The problem with property-based tests is that for non-trivial input data, like e...

eru · 2024-02-01T12:19:04.000000Z

You are right that shrinking is a problem for QuickCheck inspired property based testing libraries. Please do have a look at Python's Hypothesis.

Hypothesis is perhaps the most advanced property based testing library. Or at least: miles ahead of QuickCheck. Hypothesis 'solved' shrinking by integrating it with generation. See https://hypothesis.works/articles/integrated-shrinking/ for an overview. And https://hypothesis.works/articles/compositional-shrinking/ for some more.

I am glad that you found a way to (manually) generate useful test cases. I would like to learn more, and I wonder how we can perhaps automate your technique to make property based testing better!

(David R. MacIver, the author of Hypothesis, has lots of interesting ideas. He says that property based testing is such a great concept that QuickCheck, despite making all the wrong design choices whenever they had any choice, was still a revolutionary library.)

mrkeen · 2024-02-01T12:47:33.000000Z

> Or at least: miles ahead of QuickCheck

I'm not so sure about this. The blog post saying that it's better to tie size to generation is dated 2016.

It looks like QuickGen was tying size to generation in 2008: https://hackage.haskell.org/package/QuickCheck-2.1.0.1/docs/...

EDIT: I take it back, it looks like there is shrinking in modern QuickCheck https://hackage.haskell.org/package/QuickCheck-2.14.3/docs/T...

GrumpySloth · 2024-02-01T19:18:53.000000Z

Hypothesis approach looks interesting. I’ll look into it.

As for my approach to generation, there’s not much to it. Instead of generating arbitrarily complex values and then trying to shrink them to simpler ones, I start with simple values and, if they work, proceed to more complex ones. In every test run I use the same values. It’s basically a brute-force, which omits values which are sufficiently similar to values already tested.

The omission is achieved by having a base set of simple values where each is judged by me to be sufficiently different from the others (I basically copy e.g. tricky numbers/unicode values from quickcheck implementations, which are used inside generating code), and the base set is ordered from simplest to less simple. Then I run a loop which goes over all elements of the base set, run the test, then take a function which based on the base set produces more complex values, run the test on that etc. So the earliest fail is going to be the simplest value it can generate.

mrkeen · 2024-02-01T12:58:16.000000Z

> Another issue is that randomisation introduces flakiness when the input space is large.

But that is precisely the point of property-based testing - as opposed to hard-coded inputs. The flakiness is in your code, not your test. Change your code until the PBT stops flaking.
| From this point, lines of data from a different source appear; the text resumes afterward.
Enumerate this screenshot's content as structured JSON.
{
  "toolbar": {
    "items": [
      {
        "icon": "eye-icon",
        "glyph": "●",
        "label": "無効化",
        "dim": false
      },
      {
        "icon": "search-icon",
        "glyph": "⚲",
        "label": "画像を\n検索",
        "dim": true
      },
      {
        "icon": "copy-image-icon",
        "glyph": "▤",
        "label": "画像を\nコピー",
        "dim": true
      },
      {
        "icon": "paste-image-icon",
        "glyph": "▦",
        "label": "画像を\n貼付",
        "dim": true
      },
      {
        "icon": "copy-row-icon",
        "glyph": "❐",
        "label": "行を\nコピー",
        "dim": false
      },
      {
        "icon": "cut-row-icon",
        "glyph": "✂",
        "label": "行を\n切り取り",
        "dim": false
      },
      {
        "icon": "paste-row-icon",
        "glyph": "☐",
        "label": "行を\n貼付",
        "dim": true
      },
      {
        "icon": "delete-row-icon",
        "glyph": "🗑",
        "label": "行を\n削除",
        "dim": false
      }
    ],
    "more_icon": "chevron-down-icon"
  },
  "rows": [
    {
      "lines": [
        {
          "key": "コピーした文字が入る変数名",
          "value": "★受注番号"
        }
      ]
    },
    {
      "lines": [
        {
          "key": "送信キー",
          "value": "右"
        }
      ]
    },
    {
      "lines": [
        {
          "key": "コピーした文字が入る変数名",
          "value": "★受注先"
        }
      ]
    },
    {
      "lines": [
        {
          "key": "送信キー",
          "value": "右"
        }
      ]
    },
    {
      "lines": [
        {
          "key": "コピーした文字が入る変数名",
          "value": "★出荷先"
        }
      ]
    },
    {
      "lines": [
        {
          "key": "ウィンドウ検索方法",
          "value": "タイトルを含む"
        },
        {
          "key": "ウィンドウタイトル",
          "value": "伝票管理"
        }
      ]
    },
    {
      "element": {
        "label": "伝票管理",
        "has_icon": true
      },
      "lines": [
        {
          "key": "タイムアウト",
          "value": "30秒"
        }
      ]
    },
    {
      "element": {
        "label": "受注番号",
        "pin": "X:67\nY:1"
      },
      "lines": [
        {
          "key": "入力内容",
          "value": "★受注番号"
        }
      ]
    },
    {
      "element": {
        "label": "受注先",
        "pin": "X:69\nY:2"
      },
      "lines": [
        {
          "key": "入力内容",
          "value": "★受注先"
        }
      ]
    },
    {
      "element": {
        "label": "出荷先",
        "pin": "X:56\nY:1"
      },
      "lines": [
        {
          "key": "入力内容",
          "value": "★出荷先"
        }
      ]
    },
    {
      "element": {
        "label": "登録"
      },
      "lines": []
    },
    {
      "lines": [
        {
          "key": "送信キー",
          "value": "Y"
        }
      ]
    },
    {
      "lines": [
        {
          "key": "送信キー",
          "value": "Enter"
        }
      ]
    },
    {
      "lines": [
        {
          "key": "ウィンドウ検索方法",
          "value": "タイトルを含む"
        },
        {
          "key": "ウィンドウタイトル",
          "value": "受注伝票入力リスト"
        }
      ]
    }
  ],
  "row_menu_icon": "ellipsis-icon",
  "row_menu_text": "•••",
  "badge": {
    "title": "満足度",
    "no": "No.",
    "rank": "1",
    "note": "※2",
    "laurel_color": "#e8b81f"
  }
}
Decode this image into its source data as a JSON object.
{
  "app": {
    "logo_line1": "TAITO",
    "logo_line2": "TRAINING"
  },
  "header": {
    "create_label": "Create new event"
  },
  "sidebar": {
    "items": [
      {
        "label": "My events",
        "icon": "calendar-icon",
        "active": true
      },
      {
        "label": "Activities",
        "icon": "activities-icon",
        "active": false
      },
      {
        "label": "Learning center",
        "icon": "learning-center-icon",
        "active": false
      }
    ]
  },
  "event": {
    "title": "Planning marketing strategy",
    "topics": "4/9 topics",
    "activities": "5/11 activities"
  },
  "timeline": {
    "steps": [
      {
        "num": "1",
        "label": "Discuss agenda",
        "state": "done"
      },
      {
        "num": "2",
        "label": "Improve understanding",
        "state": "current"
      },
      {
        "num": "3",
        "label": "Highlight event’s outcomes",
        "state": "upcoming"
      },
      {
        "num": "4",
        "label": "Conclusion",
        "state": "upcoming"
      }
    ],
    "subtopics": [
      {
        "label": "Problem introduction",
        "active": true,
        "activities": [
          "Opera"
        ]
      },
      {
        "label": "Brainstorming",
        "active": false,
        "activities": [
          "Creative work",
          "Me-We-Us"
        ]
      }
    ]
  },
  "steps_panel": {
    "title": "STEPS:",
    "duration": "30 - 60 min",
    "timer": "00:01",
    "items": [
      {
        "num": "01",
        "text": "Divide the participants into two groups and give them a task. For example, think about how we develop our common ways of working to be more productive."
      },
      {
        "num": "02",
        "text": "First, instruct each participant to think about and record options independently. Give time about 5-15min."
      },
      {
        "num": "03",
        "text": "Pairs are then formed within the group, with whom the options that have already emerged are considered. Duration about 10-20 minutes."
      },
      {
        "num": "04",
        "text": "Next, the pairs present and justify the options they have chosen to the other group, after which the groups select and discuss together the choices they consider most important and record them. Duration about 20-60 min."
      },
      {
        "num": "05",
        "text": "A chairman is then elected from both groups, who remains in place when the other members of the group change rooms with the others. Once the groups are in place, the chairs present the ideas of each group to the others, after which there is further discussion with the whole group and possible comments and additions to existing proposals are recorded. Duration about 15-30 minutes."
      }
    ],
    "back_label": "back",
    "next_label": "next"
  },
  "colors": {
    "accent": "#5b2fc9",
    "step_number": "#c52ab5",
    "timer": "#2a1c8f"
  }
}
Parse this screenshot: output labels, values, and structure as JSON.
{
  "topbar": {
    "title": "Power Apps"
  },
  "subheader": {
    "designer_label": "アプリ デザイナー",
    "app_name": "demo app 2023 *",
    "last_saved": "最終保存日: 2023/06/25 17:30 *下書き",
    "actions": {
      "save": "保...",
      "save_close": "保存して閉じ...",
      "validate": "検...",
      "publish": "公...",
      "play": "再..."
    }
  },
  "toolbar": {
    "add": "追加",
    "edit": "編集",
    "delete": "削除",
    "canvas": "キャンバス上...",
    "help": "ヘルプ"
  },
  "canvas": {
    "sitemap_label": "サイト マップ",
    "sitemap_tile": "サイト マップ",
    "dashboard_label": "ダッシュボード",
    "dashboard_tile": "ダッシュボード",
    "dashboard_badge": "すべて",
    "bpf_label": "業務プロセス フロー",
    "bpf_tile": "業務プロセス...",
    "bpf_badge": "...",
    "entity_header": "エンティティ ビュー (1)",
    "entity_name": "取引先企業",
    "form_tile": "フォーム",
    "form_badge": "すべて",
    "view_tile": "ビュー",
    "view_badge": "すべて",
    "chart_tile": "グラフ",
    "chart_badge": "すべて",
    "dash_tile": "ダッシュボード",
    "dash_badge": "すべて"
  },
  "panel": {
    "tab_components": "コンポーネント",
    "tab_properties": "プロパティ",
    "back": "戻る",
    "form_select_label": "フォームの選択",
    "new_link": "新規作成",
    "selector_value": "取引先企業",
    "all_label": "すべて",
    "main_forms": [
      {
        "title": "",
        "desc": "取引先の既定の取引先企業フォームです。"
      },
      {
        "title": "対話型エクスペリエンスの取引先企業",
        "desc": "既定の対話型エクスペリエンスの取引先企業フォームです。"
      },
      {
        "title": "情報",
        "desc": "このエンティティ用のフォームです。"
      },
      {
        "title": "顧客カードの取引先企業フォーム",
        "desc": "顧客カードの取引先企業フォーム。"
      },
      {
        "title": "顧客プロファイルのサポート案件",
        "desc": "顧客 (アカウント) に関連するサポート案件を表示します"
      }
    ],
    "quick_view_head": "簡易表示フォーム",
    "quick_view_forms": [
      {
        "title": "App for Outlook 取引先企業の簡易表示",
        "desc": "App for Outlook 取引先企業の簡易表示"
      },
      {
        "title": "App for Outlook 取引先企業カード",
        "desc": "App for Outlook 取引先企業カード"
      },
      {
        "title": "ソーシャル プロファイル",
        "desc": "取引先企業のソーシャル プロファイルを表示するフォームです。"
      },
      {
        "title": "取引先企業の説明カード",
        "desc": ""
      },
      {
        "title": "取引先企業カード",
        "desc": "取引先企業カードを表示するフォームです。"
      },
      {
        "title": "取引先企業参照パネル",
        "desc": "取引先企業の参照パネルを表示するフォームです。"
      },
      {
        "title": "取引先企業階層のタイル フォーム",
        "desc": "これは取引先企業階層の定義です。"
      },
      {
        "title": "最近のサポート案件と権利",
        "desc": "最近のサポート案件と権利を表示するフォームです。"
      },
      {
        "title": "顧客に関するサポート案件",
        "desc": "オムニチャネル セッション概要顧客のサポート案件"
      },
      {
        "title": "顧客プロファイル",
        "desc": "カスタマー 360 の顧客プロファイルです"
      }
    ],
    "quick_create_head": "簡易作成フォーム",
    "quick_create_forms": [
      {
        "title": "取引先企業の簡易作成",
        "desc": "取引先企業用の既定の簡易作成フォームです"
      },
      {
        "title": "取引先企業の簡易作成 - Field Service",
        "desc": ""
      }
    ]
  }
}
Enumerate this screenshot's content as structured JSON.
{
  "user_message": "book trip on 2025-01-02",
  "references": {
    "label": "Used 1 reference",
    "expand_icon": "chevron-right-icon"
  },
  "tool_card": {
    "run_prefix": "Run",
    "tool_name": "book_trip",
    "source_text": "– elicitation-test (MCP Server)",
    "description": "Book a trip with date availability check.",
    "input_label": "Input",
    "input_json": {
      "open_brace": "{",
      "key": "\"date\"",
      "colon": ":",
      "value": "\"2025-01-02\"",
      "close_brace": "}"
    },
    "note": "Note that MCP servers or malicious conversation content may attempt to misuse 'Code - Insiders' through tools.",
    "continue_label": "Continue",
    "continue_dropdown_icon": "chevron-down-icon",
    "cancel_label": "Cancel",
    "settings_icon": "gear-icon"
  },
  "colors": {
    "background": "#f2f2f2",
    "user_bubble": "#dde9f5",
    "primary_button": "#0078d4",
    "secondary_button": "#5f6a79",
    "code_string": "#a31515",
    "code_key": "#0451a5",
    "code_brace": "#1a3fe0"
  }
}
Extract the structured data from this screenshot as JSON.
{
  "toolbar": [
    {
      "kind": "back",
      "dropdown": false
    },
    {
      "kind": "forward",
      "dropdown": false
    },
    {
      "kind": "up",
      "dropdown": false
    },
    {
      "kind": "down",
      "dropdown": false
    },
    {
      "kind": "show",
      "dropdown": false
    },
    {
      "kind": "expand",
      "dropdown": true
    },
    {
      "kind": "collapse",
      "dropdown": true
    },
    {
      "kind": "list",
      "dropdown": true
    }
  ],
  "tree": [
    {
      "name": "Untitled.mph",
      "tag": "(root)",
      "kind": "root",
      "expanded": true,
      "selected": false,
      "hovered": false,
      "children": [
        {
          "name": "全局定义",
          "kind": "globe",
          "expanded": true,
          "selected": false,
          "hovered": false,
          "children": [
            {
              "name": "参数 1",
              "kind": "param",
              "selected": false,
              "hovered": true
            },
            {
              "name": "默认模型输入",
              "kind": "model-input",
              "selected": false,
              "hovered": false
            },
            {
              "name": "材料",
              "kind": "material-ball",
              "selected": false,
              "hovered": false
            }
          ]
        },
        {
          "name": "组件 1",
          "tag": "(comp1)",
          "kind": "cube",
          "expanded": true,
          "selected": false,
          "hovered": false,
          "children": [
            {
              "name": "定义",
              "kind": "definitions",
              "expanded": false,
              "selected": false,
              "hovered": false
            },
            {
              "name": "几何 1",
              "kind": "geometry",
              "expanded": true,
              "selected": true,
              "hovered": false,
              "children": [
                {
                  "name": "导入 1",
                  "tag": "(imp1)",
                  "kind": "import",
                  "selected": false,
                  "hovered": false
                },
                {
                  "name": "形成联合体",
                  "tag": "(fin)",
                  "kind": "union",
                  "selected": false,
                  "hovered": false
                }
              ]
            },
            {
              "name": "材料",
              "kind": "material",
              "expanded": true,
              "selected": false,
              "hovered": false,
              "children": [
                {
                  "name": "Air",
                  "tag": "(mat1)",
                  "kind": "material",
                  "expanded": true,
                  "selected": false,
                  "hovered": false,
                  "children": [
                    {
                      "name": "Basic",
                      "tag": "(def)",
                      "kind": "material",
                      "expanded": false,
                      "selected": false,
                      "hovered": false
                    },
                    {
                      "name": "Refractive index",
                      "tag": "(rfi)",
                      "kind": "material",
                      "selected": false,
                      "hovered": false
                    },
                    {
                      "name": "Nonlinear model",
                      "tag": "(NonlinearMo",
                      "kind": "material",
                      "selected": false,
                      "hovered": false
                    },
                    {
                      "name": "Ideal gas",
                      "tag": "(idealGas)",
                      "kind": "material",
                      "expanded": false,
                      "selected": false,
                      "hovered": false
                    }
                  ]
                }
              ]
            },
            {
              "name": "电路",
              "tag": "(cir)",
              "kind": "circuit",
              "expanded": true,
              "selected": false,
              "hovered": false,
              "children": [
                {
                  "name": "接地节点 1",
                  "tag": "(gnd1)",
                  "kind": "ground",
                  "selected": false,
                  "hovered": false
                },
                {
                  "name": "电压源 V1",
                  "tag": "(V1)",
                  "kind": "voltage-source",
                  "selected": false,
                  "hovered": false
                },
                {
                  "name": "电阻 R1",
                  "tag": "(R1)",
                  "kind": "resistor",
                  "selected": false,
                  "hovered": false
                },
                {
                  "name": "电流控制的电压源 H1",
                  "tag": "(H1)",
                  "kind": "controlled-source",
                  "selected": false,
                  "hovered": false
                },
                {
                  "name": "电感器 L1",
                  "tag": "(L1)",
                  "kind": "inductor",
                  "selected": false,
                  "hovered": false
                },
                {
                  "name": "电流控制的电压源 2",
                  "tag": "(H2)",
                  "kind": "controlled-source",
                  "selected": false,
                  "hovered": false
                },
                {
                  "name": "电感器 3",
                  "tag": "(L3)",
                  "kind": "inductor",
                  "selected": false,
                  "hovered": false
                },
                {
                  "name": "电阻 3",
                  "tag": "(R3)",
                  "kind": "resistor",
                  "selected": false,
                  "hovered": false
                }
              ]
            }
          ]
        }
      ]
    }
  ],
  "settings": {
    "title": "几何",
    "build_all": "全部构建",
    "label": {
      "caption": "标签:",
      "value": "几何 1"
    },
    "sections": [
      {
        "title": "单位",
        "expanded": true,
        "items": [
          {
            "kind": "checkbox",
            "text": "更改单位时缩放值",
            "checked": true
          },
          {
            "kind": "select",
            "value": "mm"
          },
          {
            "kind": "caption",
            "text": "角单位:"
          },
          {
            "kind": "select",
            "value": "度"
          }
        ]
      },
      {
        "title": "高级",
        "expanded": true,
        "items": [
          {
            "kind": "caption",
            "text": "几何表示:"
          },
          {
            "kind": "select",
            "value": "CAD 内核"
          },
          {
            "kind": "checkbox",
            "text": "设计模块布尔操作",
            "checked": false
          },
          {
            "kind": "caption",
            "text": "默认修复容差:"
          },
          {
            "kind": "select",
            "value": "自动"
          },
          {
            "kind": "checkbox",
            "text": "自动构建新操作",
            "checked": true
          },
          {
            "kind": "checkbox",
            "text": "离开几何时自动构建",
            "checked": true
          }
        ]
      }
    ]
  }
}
GrumpySloth · 2024-02-01T13:43:43.000000Z

Door A: tests find bugs sometimes (property-based)

Door B: tests find bugs almost always with a fraction of the code (my approach)

I choose Door B.

I still test properties tbh. I just don’t let randomness ruin it and don’t need to implement any shrinking.

eru · 2024-02-02T14:41:30.000000Z

Python's Hypothesis automatically saves the random seeds that find counterexamples, so the next time you run your test suite, you can reproduce that bug.

mrkeen · 2024-02-02T16:04:46.000000Z

If your code does the same thing every time it's run.

eru · 2024-02-03T02:35:45.000000Z

Sure. But that's a problem with running any test suite (property based or otherwise).

mrkeen · 2024-02-03T18:58:39.000000Z

In other words:

Python's Hypothesis automatically saves the random seeds that find counterexamples, so the next time you run your test suite, you may or may not be able to reproduce that bug.

bluGill · 2024-02-01T13:56:21.000000Z

This is not an exclusive choice. Choose all doors as each will gike you something the others don't. All includes things not yet invented.

GrumpySloth · 2024-02-01T14:16:42.000000Z

I have a finite budget of code and time I can afford to spend. One of the choices gives me a much better RoI in my experience. I prefer to spend the rest of the budget on the main code.